How is that a justification for anything? The same uncertainty can be said of unknown future economic events, so keeping interest rates at their maximum 5.25 percent and the Wall Street Prime Rate at 8.5 percent to suppress consumer borrowing when not knowing what are the future shocks that could again disrupt supply change, like the Covid pandemic and Ukraine war, are “things we do not know we don’t know.”

But with fixed 30-year mortgage rates again above 7 percent, we know it is hurting the housing market at a time when more housing is desperately needed.

Atlanta Fed President Rafael Bostick has been sounding the alarm on the housing shortage yet has been one of the Fed Governors reluctant to support lowering the Fed’s interest rates.

Bostic said in a recent conference, “Nationally, a household that earns the median income—roughly $75,000 a year—must spend 41 percent of that just to own the median-priced home, which would cost about $359,000. That percentage far exceeds the standard threshold for affordability, which is 30 percent.”

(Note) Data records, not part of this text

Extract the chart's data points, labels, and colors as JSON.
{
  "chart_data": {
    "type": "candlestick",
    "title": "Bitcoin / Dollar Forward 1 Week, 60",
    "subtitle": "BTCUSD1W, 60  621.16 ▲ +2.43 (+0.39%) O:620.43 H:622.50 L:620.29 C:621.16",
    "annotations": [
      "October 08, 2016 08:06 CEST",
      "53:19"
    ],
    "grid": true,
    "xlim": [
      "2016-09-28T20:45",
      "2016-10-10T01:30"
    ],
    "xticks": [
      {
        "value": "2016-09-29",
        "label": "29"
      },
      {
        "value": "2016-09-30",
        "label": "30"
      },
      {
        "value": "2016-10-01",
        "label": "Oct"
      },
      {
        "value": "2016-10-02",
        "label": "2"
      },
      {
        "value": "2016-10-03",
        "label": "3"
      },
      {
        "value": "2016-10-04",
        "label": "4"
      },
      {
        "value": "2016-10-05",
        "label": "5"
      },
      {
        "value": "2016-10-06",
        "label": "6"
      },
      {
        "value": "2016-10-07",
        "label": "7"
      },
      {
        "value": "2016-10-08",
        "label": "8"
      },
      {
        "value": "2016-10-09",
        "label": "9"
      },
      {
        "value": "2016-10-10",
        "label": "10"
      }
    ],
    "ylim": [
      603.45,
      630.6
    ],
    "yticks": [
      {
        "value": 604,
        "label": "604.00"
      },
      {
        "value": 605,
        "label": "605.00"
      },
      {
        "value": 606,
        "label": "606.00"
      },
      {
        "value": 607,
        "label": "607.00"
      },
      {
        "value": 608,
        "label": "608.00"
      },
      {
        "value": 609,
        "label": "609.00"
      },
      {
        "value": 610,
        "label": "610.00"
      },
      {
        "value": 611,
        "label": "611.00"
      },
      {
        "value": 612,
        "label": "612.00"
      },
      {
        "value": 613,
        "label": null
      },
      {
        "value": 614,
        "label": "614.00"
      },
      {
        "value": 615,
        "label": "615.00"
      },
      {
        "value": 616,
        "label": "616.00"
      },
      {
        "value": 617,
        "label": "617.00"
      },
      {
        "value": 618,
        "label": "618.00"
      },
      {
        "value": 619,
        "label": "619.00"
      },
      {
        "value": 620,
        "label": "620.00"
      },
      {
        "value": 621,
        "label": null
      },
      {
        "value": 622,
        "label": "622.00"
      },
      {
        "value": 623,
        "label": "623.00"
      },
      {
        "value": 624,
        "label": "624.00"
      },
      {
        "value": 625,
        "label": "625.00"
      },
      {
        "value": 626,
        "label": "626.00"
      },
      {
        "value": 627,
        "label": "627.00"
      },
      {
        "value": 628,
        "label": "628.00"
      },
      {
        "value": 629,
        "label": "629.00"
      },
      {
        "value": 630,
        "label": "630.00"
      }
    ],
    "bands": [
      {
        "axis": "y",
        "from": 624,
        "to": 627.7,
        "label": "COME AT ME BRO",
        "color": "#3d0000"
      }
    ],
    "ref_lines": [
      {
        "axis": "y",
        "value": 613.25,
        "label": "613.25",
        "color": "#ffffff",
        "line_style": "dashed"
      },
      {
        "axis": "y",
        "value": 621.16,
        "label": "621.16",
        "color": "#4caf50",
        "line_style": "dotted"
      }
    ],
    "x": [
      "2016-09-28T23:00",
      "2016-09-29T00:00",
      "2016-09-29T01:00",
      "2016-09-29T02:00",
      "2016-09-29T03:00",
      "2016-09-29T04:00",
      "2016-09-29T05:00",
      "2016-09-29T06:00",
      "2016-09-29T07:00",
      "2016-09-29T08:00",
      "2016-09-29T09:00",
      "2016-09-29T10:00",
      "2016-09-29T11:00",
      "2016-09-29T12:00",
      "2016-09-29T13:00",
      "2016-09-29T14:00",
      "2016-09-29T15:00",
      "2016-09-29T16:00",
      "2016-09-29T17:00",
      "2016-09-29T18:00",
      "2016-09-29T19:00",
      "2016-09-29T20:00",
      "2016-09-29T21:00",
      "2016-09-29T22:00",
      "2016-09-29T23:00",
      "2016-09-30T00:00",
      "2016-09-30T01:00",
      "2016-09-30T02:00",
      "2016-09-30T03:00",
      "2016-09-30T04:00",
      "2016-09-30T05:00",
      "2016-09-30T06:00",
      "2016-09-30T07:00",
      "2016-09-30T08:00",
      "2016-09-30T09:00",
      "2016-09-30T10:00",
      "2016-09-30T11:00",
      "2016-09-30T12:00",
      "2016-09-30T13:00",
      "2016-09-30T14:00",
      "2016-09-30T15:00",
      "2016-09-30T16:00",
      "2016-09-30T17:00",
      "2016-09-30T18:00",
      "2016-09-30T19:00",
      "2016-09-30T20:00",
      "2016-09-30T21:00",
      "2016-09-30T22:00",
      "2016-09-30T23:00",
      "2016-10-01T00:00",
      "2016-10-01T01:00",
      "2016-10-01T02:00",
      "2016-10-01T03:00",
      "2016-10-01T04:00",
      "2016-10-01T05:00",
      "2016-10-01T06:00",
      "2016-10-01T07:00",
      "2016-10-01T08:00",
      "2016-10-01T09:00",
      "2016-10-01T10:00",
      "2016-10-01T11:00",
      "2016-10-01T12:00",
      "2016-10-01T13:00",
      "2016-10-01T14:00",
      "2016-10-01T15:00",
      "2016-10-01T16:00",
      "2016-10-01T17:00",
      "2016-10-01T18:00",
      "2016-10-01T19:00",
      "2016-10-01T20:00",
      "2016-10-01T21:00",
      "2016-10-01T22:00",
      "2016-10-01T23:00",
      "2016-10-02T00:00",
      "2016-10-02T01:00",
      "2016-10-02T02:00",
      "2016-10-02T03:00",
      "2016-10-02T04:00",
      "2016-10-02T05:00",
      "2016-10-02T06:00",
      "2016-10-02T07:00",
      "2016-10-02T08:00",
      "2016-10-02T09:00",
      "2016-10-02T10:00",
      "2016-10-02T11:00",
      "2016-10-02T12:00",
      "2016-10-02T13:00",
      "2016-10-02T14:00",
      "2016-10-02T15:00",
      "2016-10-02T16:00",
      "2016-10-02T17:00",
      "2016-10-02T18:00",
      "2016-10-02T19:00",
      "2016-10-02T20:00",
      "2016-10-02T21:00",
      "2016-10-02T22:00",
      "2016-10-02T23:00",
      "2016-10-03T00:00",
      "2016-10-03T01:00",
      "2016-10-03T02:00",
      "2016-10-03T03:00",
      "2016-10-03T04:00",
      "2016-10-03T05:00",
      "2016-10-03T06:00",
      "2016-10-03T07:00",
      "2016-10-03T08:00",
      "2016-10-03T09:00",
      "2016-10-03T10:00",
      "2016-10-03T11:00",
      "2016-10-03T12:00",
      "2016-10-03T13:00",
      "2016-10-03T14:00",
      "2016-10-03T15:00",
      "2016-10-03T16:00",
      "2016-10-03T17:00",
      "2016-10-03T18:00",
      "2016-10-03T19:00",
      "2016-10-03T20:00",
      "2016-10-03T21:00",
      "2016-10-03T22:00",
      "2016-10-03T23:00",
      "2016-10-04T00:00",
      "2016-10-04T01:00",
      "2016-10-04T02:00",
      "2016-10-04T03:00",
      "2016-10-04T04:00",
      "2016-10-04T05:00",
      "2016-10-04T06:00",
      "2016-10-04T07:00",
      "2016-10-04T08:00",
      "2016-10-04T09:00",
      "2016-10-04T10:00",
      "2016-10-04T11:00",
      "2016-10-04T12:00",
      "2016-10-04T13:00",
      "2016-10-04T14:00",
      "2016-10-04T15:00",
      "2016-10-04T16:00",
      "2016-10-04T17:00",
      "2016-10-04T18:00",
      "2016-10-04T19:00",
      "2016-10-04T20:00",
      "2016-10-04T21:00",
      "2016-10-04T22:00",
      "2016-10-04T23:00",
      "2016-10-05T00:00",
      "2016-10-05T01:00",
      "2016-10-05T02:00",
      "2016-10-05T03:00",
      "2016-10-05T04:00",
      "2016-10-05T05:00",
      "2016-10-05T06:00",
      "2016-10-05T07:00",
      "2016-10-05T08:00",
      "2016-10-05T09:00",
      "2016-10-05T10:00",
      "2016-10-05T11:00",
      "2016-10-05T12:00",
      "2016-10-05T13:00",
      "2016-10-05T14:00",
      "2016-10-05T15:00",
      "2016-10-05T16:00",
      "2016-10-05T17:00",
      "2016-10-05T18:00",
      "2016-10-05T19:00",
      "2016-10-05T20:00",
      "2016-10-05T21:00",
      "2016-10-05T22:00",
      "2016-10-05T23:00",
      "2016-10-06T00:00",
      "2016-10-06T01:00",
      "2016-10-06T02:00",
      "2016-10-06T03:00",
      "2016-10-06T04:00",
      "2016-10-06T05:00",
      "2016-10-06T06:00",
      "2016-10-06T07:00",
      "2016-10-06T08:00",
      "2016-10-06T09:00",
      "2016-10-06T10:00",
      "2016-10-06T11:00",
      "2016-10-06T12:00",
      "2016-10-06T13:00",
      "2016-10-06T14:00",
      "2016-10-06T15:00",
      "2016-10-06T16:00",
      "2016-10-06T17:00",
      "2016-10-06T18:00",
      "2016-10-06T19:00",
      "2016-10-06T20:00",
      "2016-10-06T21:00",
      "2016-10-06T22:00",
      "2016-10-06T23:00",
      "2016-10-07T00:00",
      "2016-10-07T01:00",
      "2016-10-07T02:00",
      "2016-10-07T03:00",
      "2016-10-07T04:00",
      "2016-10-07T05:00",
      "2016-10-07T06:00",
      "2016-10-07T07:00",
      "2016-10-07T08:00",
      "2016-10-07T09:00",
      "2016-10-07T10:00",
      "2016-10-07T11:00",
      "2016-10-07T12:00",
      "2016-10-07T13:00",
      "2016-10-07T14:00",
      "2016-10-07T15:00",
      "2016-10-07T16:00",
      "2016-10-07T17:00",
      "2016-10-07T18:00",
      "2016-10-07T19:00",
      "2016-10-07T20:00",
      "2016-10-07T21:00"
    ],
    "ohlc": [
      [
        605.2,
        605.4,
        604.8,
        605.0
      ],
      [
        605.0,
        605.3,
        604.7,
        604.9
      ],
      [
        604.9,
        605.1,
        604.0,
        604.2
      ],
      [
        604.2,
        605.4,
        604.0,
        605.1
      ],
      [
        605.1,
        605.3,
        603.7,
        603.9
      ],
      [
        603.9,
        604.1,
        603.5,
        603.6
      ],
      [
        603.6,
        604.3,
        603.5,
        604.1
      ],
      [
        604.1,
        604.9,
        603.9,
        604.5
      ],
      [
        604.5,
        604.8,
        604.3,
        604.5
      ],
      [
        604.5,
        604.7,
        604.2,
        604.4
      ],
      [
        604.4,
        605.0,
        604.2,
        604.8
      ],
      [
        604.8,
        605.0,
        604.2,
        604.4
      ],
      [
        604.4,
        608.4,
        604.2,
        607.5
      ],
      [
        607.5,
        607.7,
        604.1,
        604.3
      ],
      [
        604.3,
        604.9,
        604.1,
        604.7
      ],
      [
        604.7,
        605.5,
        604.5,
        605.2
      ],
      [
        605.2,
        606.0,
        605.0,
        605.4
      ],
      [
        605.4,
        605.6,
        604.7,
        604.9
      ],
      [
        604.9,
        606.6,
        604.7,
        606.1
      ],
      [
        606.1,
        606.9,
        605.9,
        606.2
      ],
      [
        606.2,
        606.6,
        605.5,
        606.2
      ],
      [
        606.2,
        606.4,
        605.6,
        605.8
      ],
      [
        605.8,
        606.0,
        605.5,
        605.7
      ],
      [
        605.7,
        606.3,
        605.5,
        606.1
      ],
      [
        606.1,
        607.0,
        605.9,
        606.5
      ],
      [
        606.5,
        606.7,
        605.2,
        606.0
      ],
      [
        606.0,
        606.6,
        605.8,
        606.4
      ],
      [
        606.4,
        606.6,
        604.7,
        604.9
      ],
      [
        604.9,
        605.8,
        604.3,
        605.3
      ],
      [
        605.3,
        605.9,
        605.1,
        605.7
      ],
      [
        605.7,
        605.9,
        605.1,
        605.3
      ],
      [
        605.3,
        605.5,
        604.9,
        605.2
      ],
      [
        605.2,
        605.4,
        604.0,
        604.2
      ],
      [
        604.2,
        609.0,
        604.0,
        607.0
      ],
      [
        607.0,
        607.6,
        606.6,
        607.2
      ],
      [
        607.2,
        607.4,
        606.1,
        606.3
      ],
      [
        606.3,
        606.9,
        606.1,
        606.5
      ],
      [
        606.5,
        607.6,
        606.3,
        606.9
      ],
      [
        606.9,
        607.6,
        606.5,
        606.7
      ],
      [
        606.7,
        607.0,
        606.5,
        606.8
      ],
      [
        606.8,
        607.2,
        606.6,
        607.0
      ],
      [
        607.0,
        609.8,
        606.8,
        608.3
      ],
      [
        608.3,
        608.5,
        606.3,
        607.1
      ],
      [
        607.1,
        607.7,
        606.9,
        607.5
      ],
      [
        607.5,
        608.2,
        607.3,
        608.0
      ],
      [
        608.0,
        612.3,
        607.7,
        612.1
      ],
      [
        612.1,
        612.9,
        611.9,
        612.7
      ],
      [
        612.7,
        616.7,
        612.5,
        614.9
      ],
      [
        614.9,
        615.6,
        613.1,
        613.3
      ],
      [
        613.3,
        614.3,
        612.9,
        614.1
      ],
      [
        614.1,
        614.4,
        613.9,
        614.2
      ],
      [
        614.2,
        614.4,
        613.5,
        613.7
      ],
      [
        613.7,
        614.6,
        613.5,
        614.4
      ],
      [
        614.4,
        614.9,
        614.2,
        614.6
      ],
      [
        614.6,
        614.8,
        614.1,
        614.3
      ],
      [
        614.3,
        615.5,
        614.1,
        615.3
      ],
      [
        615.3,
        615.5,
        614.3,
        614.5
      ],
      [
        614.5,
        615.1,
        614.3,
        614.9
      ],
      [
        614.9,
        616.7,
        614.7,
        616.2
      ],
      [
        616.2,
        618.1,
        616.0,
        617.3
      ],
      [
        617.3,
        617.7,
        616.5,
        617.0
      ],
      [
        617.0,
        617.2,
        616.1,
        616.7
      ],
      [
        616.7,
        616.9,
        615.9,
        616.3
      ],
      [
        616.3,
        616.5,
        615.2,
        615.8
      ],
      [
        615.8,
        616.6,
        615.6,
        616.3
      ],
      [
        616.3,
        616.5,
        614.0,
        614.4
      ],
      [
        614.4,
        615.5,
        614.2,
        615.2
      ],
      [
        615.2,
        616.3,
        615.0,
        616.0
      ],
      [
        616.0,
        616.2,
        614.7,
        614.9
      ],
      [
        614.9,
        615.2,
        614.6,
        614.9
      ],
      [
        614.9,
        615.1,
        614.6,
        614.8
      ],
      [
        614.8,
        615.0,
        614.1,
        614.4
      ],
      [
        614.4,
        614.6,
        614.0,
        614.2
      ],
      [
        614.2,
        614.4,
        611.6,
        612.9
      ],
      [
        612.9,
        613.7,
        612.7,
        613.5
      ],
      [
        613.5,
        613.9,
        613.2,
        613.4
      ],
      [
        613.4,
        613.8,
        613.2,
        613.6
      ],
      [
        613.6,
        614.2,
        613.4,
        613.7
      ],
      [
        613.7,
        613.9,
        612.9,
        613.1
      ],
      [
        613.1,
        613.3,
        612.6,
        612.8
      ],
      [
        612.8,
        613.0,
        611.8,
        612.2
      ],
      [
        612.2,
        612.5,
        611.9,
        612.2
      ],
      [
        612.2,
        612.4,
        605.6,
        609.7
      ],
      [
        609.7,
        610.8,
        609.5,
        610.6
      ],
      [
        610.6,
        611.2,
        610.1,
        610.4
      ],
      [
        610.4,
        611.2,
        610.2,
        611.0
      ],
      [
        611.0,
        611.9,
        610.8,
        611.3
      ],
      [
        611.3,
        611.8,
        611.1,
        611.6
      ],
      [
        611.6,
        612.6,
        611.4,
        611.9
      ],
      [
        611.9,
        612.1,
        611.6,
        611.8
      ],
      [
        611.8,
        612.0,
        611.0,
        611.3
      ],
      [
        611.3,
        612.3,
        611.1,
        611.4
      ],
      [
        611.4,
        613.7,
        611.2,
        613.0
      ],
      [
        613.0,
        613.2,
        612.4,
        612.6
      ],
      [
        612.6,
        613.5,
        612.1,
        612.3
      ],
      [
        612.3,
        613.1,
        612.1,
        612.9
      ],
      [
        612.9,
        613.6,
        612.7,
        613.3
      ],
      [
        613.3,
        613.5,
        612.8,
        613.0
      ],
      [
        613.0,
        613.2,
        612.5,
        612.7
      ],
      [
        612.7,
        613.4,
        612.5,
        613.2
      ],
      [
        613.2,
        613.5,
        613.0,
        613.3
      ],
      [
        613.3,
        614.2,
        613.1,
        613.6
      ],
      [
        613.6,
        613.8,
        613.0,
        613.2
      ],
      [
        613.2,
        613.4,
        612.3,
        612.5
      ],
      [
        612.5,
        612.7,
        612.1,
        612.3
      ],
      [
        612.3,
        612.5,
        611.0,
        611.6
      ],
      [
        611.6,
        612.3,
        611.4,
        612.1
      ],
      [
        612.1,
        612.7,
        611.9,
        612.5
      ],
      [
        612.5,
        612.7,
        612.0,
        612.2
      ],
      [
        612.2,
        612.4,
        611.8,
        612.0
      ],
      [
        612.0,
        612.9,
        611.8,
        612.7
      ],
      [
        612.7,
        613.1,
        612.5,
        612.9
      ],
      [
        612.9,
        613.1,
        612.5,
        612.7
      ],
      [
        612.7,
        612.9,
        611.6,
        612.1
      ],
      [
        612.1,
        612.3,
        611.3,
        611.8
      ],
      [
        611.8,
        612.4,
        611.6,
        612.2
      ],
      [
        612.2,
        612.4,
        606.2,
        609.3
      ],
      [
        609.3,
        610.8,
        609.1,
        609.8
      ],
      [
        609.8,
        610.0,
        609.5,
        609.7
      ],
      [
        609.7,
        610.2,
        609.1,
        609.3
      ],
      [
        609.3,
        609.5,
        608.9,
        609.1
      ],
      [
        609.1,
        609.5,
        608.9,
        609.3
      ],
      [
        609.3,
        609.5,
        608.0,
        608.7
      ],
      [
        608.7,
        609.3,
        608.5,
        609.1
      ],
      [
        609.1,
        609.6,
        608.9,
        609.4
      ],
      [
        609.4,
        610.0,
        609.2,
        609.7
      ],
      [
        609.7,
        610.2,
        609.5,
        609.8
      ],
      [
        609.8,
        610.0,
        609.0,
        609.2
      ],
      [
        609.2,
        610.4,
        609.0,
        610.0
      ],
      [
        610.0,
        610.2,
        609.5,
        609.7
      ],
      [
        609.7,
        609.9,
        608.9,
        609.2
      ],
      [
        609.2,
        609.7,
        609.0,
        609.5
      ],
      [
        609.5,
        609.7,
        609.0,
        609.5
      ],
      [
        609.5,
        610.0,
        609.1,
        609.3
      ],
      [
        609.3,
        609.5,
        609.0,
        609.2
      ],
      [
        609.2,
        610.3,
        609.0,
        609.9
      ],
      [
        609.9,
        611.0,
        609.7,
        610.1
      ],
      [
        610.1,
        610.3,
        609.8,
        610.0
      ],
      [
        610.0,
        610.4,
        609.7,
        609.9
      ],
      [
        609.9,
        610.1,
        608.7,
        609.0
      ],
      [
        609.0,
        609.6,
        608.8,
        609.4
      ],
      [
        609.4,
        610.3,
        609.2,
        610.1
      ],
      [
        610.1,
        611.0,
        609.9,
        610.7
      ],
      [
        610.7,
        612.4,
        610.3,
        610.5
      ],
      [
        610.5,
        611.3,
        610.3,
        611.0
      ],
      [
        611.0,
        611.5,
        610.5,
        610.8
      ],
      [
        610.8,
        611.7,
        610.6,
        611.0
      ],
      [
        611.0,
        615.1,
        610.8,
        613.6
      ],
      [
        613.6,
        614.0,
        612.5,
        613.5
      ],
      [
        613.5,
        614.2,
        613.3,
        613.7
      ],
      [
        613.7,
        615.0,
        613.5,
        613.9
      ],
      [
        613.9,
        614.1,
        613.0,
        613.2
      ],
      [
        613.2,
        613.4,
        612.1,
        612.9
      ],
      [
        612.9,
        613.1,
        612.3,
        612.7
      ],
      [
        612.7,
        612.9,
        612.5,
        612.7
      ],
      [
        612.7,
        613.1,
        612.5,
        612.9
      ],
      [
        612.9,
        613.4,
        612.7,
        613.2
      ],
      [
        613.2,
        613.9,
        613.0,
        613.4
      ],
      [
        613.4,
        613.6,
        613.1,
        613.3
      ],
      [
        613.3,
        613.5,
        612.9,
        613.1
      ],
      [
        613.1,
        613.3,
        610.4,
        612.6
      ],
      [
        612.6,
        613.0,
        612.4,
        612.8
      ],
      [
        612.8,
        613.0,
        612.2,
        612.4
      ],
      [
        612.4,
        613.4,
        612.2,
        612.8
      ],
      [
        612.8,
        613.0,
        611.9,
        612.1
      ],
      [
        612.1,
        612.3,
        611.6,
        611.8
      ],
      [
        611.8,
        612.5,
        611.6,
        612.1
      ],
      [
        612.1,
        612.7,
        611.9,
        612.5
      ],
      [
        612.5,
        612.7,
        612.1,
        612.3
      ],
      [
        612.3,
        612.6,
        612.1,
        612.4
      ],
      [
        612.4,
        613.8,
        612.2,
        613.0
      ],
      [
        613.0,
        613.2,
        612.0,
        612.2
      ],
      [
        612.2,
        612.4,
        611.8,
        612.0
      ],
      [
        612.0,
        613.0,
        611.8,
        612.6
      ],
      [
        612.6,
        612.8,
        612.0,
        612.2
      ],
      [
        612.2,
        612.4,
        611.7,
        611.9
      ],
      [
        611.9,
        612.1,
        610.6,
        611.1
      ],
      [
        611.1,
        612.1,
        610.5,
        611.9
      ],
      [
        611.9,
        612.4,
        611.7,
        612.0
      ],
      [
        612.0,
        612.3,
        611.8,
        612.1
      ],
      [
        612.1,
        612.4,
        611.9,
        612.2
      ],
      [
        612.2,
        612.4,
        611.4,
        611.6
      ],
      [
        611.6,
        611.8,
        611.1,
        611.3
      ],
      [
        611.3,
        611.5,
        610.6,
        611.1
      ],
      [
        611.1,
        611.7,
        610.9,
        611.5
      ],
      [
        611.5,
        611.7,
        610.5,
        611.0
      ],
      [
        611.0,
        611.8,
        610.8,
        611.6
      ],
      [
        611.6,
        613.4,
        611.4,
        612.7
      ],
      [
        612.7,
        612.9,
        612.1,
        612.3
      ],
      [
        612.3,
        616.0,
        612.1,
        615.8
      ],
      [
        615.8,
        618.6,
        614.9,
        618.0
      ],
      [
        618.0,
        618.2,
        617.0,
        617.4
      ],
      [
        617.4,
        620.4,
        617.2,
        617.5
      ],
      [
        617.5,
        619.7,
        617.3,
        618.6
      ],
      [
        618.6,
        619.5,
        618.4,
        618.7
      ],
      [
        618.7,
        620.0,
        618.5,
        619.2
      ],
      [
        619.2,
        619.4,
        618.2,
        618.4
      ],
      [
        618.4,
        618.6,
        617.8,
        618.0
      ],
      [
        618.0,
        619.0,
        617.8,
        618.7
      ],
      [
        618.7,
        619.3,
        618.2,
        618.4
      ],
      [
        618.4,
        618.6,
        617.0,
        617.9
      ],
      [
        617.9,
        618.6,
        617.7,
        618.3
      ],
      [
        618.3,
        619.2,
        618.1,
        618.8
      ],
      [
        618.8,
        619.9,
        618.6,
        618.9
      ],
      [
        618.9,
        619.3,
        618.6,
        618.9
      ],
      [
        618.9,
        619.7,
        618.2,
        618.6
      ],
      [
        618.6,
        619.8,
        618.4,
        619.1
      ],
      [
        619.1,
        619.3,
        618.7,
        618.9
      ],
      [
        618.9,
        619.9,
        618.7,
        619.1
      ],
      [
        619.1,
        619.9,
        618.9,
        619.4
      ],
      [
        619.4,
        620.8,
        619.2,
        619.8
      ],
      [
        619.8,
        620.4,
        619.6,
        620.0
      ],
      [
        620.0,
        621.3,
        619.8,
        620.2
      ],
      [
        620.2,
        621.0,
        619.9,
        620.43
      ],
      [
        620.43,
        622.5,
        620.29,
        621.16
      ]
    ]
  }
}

This is not an ‘unknown known’, since we know that lower interest rates would boost housing construction and hence supply, thereby bringing down rents and housing prices. Privately‐owned housing starts in March were14.7 percent below the revised February estimate . Single‐family housing starts in March were 12.4 percent below the revised February estimate.

Can we blame consumers for doubting the sincerity of the Fed Governors about inflation when they contradict themselves?